Mémento Marengo a été installé dans le cadre du parcours « Napoléon ? Encore ! » aux Invalides, à Paris, auxquels ont été invités à participer une trentaine d’artistes contemporains — certains connus, de Georg Baselitz à Laurent Grasso —, d’autres très jeunes et émergents.  

Le projet conduit depuis deux ans par Eric de Chassey, directeur de l’Institut national d’histoire de l’art (INHA), était clair : donner pleine liberté aux artistes de s’exprimer dans la diversité. La majorité des œuvres ont été créées pour le parcours.

Pascal Convert a repris un rite antique évoqué par Hérodote qui voulait que les chevaux accompagnent leur cavalier dans la mort, en reconstituant en 3D le squelette du pur-sang, conservé au National Army Museum de Londres.

PHOTO STEPHANE DE SAKUTIN, AGENCE FRANCE-PRESSE

L'artiste Pascal Convert

Marengo était devenu le cheval préféré de Napoléon qui l’avait monté dans plusieurs batailles jusqu’à Waterloo en 1815, où il a été capturé par les troupes de Wellington.

« Cette œuvre, explique Éric de Chassey à l’AFP, je savais qu’elle pourrait susciter des incompréhensions, mais elle est tout sauf irrespectueuse.
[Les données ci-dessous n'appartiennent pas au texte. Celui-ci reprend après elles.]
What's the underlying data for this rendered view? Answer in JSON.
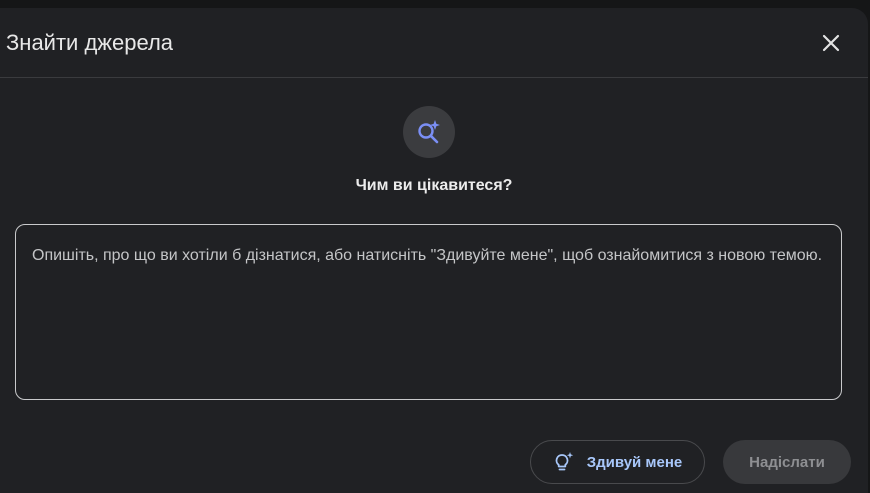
{
  "dialog": {
    "title": "Знайти джерела",
    "close_icon": "close-icon"
  },
  "prompt": {
    "icon": "sparkle-search-icon",
    "question": "Чим ви цікавитеся?",
    "placeholder": "Опишіть, про що ви хотіли б дізнатися, або натисніть \"Здивуйте мене\", щоб ознайомитися з новою темою."
  },
  "actions": {
    "surprise_icon": "lightbulb-sparkle-icon",
    "surprise_label": "Здивуй мене",
    "submit_label": "Надіслати"
  },
  "colors": {
    "background": "#202124",
    "accent": "#a8c7fa",
    "icon_accent": "#7b8ff5"
  }
}
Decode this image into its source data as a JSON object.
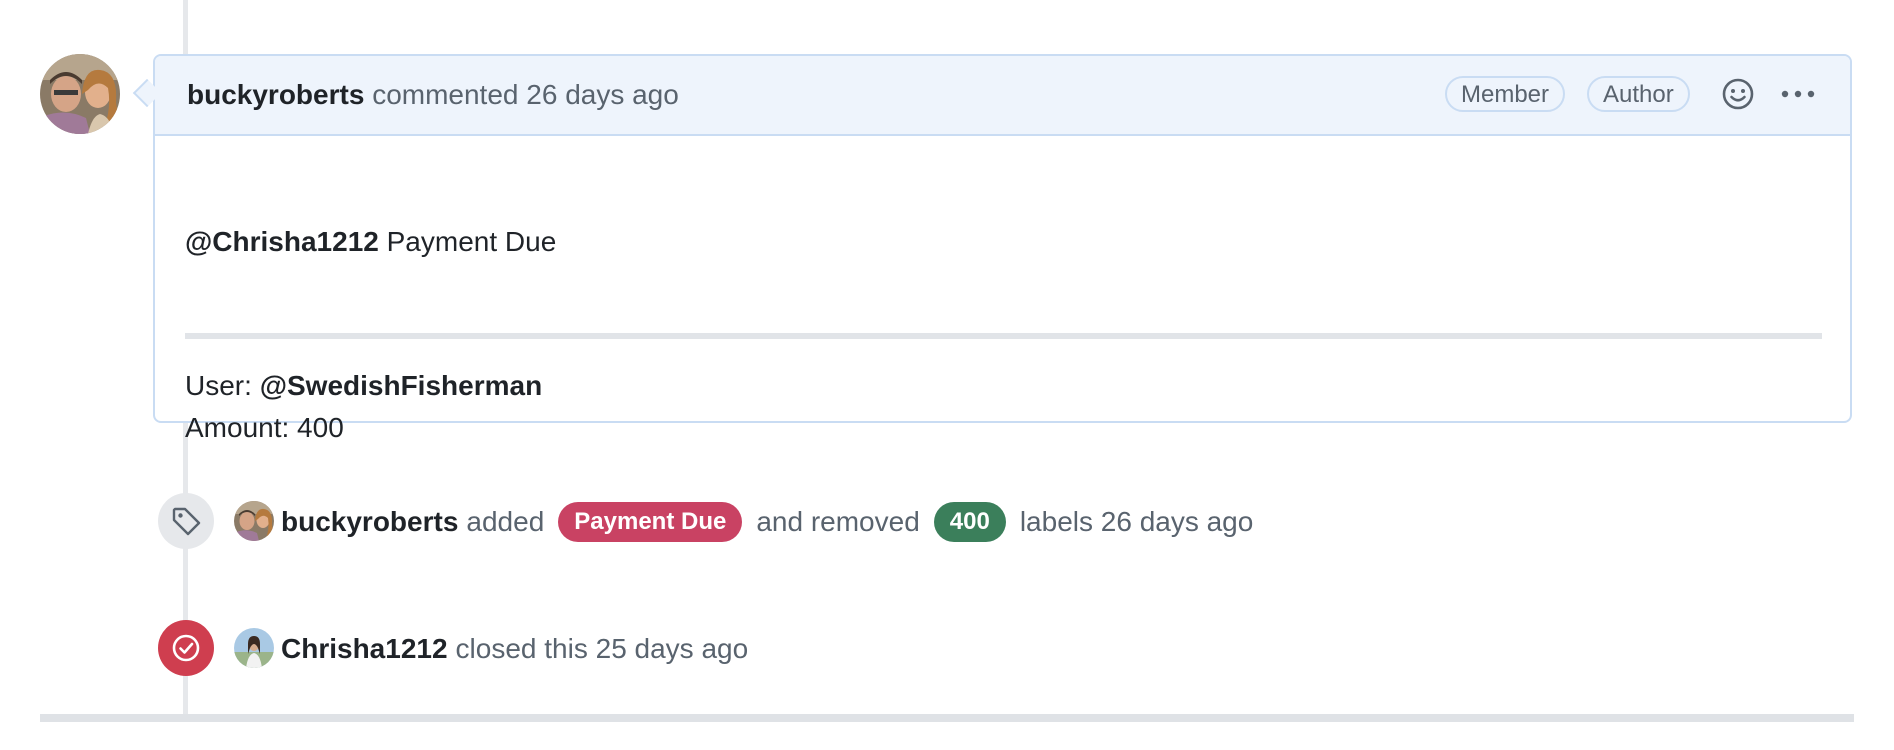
{
  "comment": {
    "author": "buckyroberts",
    "action": "commented",
    "time": "26 days ago",
    "badges": [
      "Member",
      "Author"
    ],
    "icons": [
      "smiley-icon",
      "kebab-horizontal-icon"
    ],
    "body": {
      "mention": "@Chrisha1212",
      "title_text": "Payment Due",
      "user_label": "User:",
      "user_mention": "@SwedishFisherman",
      "amount_line": "Amount: 400"
    }
  },
  "events": [
    {
      "icon": "tag-icon",
      "actor": "buckyroberts",
      "added_word": "added",
      "added_label": "Payment Due",
      "added_label_color": "#c94263",
      "removed_word": "and removed",
      "removed_label": "400",
      "removed_label_color": "#3b7f5b",
      "suffix": "labels 26 days ago"
    },
    {
      "icon": "issue-closed-icon",
      "actor": "Chrisha1212",
      "text": "closed this 25 days ago",
      "status_color": "#cf3e4f"
    }
  ]
}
Paradoxalement, cela permet une forme de réhumanisation de Napoléon. La réalité de la guerre c’est la mort. On a depuis l’Antiquité cette image des guerriers qui montent au ciel à cheval. Dans les tombes de l’Antiquité, le cavalier était enterré avec son cheval ».

PHOTO STEPHANE DE SAKUTIN, AGENCE FRANCE-PRESSE

Les critiques ont fusé d’associations et des inconditionnels de l’Empereur.

Un tweet de Thierry Lentz, directeur de la Fondation Napoléon, s’étonnait déjà du projet fin avril : « Réhumaniser Napoléon en suspendant un squelette de cheval en plastique au-dessus de son tombeau, on rêve ! ».  

« Grotesque et choquant », tranche pour sa part l’historien Pierre Branda, lui aussi membre de la Fondation Napoléon, dans une tribune publiée par le quotidien Le Figaro.

D’autres artistes contemporains invités au Musée de l’armée n’ont pas hésité à ironiser et à démonter l’image du héros dans des salles toutes à la gloire de l’Empereur : Yan Pei-Ming montre Napoléon se couronnant lui-même, Damien Deroubaix le présente en esclave noir enchaîné, Pavel Pepperstein montre un Napoléon casqué inquiétant sur fond de bulbes de Moscou.

Ange Leccia propose une superbe installation filmique monumentale sur l’exil à Saint-Hélène, avec les cieux et la mer que Napoléon avait quotidiennement sous les yeux : « Ce qui m’a intéressé, c’est le Napoléon mélancolique, qui a perdu, qui n’est plus chez lui. Les hommes passent, la nature lave l’histoire », note l’artiste.